In 1904, Pratt married Ruth Sears Baker (1877–1965), a Wellesley College graduate and the daughter of Edwin K. Baker, a Massachusetts dry-goods merchant. In 1929, two years after his eventual death in 1927, Ruth became the first woman elected to the United States Congress from the State of New York. Together, they were the parents of five children:

- John Teele Pratt Jr. (1903–1969), who was married to Mary Christy Tiffany (1905–1980), the daughter of George Shepley Tiffany. They divorced and he later married Elizabeth Ogden Woodward (1907–1986), the daughter of William Woodward Sr. and the former wife of Robert Livingston Stevens Jr. After his death, she married Alexander Cochrane Cushing, founder of Squaw Valley Ski Resort.
- Virginia Pratt (1905–1979), who married Robert Helyer Thayer (1901−1984), a U.S. Minister to Romania, in 1926.
- Sally Sears Pratt (1908–1973), who married James Tracy Jackson III (1905–1986) in 1928.
- Phyllis Pratt (1912–1987), who married Paul Henry Nitze (1907–2004), the Secretary of the Navy and Deputy Secretary of Defense under President Lyndon B. Johnson.
- Edwin Howard Baker Pratt (1913–1975), the headmaster of Browne & Nichols school, who married Aileen Kelly.

==Death==
Pratt died suddenly in his Broadway office on June 17, 1927, aged 53, of heart disease. Thirty six years earlier, his father, Charles Pratt, had died of heart disease in offices at the same address.

==Legacy==
In 1910, Pratt and his wife had a brick neo-Georgian mansion, known as "The Manor", designed by architect Charles A. Platt built at their 55-acre Glen Cove estate. In 1913, it was considered by Country Life Magazine to be one of the best twelve country houses in America. The home served as the summer White House for Herbert Hoover. It is now the Glen Cove Mansion Hotel and Conference Center.

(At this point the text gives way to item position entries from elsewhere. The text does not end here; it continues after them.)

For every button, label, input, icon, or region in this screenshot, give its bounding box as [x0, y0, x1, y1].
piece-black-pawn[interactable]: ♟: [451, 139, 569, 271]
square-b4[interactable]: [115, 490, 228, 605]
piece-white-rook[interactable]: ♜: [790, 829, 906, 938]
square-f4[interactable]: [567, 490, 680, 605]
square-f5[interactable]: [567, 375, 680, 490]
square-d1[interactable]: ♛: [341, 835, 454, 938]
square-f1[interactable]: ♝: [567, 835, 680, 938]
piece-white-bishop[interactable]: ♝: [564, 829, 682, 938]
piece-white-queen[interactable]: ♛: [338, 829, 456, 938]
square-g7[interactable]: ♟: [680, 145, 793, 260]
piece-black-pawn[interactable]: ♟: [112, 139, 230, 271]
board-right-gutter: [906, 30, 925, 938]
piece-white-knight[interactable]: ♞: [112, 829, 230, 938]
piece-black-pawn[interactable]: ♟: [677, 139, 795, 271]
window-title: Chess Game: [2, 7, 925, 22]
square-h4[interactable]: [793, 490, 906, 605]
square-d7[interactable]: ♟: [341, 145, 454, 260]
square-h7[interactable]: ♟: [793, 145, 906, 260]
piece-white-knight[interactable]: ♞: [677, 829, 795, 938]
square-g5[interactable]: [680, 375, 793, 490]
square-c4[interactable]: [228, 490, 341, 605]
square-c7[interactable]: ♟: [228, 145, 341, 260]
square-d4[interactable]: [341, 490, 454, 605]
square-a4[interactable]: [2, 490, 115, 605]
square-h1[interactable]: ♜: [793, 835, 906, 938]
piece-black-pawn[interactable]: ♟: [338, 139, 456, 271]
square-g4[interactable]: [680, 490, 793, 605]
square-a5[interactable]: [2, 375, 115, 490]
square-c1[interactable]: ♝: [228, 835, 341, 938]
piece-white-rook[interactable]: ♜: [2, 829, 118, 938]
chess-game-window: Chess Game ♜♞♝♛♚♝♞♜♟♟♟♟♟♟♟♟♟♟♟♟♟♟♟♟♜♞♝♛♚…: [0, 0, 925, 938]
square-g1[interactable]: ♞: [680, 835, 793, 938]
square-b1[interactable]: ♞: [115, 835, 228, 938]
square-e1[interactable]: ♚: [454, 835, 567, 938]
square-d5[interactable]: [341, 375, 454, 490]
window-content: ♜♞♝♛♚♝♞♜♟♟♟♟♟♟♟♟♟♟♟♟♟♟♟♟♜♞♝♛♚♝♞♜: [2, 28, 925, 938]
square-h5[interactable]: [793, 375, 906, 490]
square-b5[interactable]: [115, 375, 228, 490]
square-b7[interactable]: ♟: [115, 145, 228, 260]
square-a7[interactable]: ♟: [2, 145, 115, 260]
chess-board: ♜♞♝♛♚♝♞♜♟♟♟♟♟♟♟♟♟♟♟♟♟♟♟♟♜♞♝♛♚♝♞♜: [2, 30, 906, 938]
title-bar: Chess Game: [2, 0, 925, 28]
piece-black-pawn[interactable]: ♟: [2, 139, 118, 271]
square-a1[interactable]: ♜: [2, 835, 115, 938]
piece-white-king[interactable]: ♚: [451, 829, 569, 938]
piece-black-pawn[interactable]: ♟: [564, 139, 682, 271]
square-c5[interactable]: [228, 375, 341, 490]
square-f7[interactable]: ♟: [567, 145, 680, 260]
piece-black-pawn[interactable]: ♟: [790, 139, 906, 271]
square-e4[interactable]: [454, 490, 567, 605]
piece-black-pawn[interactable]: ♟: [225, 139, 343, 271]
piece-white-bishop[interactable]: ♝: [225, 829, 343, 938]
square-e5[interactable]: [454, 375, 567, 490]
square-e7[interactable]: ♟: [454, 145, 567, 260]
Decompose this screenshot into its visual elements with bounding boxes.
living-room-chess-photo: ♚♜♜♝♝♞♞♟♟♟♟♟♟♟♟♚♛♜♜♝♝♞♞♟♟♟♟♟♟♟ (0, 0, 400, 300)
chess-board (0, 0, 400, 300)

The John Teele Pratt residence, at 11 East 61st St. in New York City was purchased by the Pratts, who hired Charles Pierrepont Henry Gilbert to remodel the 1872 home in April 1907. In 1914, Pratt purchased the neighboring homes at 7 and 9 East 61st Street and hired Platt to tear them down and design a new residence.

===Descendants===
Through his eldest son John, he was the grandfather of Mary Christy Pratt (1923–1960), who was married to Bayard Cutting Auchincloss (1922–2001), the nephew of U.S. Representative James C. Auchincloss, in 1950. He is also the great-grandfather of actress Suzanna Love (b. 1950).

Through his daughter Phyllis, he was the grandfather of William A. Nitze of Washington, DC, the chairman of Oceana Technologies and Clearpath Technologies, who married Ann Kendall Richards, an independent art dealer.

Through his son Edwin, he was the grandfather of singer-songwriter Andy Pratt (b. 1947).